So, if a taxpayer is no longer itemizing, and is required to take an RMD, and ends up giving part or all of the RMD to charity, it’s not a very nice outcome: The taxpayer has taxable income and no charitable deduction.
Hence the need to consider the direct gift to charity from the IRA. There are a few “ifs” to this, but follow through and see if this might apply to your situation: If there is no benefit to itemizing, and if a taxpayer intends to support a charity in any event, and is required to take a required minimum distribution (RMD) from an individual retirement account, making a gift directly from the IRA to the charity makes perfect sense.

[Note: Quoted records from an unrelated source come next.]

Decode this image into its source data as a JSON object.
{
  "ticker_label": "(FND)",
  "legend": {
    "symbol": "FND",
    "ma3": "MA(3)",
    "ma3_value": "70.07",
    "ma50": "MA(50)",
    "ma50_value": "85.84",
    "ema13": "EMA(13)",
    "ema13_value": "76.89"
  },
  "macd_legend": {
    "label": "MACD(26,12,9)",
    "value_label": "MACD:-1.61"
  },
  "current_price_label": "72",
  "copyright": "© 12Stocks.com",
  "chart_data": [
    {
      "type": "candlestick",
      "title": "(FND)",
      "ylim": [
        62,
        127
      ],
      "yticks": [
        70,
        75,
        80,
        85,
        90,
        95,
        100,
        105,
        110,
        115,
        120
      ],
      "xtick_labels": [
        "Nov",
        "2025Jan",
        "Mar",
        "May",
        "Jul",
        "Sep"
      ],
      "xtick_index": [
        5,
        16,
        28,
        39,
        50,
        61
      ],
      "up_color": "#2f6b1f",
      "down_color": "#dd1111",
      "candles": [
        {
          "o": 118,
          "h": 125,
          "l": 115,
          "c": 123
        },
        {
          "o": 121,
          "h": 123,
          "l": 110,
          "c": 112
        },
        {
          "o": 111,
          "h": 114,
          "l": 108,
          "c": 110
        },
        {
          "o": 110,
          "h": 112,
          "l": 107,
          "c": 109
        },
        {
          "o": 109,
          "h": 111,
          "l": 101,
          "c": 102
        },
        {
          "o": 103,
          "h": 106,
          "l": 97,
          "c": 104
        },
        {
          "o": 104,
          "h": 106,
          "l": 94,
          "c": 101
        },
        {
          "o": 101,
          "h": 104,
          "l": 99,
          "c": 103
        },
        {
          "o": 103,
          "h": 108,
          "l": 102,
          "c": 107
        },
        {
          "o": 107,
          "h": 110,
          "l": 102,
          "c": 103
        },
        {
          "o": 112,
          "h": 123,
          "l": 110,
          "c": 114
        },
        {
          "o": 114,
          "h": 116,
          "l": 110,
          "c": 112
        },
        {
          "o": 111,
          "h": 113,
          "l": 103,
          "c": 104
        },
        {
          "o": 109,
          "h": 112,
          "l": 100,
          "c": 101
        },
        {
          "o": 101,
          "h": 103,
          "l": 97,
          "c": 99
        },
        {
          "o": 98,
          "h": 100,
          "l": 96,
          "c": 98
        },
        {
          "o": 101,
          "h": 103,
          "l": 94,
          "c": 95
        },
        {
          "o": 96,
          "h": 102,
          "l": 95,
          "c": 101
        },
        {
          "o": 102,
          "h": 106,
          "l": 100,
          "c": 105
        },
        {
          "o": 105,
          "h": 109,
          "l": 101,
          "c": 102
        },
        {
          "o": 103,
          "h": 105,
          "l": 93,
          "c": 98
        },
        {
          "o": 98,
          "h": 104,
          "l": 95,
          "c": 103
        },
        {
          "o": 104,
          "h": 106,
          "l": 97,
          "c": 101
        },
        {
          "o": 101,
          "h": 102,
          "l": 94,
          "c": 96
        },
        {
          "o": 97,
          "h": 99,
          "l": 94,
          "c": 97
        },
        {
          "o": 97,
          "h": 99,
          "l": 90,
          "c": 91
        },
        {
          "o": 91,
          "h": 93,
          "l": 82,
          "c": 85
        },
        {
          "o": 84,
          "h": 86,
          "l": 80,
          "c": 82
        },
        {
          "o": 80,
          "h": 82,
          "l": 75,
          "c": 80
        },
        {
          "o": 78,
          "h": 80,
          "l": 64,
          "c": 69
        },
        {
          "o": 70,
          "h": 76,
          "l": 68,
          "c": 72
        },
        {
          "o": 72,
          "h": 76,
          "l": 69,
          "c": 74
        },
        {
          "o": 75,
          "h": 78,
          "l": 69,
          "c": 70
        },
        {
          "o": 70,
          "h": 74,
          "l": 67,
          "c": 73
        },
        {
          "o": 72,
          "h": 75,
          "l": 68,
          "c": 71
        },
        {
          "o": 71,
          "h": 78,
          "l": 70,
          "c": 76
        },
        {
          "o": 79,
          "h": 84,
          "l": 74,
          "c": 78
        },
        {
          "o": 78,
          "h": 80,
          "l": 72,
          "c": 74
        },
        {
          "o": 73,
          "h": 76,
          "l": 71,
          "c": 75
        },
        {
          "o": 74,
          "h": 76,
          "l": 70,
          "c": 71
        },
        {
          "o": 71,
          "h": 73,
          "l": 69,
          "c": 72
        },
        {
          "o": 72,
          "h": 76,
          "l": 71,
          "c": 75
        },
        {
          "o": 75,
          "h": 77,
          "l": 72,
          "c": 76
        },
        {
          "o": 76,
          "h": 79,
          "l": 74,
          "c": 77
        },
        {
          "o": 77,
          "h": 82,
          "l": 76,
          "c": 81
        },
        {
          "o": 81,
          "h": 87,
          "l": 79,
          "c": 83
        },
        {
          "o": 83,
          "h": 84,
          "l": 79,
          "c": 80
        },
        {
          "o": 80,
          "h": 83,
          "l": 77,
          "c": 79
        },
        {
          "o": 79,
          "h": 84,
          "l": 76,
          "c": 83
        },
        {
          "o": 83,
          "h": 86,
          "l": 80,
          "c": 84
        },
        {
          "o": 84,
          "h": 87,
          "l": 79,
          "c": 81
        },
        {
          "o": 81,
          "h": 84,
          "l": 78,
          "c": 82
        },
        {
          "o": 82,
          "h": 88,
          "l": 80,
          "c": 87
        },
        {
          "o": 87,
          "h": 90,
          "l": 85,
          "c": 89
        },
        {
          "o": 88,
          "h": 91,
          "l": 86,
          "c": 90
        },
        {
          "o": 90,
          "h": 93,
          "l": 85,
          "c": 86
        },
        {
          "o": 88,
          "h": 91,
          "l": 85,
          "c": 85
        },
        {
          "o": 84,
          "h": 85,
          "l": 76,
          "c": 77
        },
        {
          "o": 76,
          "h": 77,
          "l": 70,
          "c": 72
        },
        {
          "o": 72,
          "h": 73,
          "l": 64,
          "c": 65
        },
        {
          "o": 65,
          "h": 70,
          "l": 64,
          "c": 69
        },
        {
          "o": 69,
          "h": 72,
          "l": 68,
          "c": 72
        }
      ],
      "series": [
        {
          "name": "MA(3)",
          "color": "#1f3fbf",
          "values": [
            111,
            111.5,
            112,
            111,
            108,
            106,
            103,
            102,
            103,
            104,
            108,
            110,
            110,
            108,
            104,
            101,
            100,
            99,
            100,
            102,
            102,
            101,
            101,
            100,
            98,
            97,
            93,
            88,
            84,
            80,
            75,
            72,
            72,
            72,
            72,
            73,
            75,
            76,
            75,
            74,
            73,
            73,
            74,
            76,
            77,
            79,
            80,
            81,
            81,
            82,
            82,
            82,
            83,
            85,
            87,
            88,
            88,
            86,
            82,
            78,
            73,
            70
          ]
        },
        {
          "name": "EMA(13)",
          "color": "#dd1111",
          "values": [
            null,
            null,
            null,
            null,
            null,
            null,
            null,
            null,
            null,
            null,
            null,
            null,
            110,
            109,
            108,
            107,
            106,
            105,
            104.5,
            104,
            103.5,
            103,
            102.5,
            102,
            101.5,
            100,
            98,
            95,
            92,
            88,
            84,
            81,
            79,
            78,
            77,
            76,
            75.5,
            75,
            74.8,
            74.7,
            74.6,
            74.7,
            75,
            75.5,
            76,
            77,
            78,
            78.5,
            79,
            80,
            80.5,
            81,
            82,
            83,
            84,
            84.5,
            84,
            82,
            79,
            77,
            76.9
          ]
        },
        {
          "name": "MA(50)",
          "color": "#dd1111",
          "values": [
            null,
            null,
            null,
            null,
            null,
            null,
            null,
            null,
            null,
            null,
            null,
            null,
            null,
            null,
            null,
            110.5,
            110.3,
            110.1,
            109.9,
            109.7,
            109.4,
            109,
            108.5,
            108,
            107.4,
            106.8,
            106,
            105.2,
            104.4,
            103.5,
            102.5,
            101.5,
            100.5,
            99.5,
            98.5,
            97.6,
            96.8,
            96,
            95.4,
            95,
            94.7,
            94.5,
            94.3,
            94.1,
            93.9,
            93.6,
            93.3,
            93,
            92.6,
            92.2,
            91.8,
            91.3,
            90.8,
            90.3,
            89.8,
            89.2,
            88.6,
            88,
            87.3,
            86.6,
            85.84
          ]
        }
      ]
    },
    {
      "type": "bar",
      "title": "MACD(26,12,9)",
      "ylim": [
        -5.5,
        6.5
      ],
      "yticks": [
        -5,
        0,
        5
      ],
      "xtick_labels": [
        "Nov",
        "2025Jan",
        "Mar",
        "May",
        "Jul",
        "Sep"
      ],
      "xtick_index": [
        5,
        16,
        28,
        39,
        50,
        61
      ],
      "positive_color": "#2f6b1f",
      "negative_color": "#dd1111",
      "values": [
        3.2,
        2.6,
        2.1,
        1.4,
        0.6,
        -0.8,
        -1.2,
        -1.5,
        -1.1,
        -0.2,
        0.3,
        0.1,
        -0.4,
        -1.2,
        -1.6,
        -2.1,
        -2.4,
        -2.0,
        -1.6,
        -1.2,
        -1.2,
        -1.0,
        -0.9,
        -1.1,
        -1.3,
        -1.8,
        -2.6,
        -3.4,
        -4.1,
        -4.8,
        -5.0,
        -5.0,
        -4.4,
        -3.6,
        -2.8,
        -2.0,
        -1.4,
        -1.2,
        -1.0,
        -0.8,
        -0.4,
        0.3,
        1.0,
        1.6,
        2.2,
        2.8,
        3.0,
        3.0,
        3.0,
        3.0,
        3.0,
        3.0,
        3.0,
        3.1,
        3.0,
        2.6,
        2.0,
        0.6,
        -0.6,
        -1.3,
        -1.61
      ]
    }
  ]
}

A gift so made – directly from the IRA to the charity (without going through the hands of the taxpayer) – is not considered as taxable income (and, conversely, no tax deduction is allowed). Up to $100,000 can be donated in this manner on an annual basis. That keeps the taxpayer’s adjusted gross income lower as well, which can help if phaseouts of credits, deductions, or exclusions occur due to a higher AGI. There are very specific rules on how this transaction can be made, the type of charities that qualify (donor advised funds and certain foundations do not quality), and certain custodians may not accommodate a taxpayer’s wishes. Special rules apply as well if the taxpayer has historically made nondeductible contributions to the IRA.
Again, this is a great tool to use, under the right circumstances.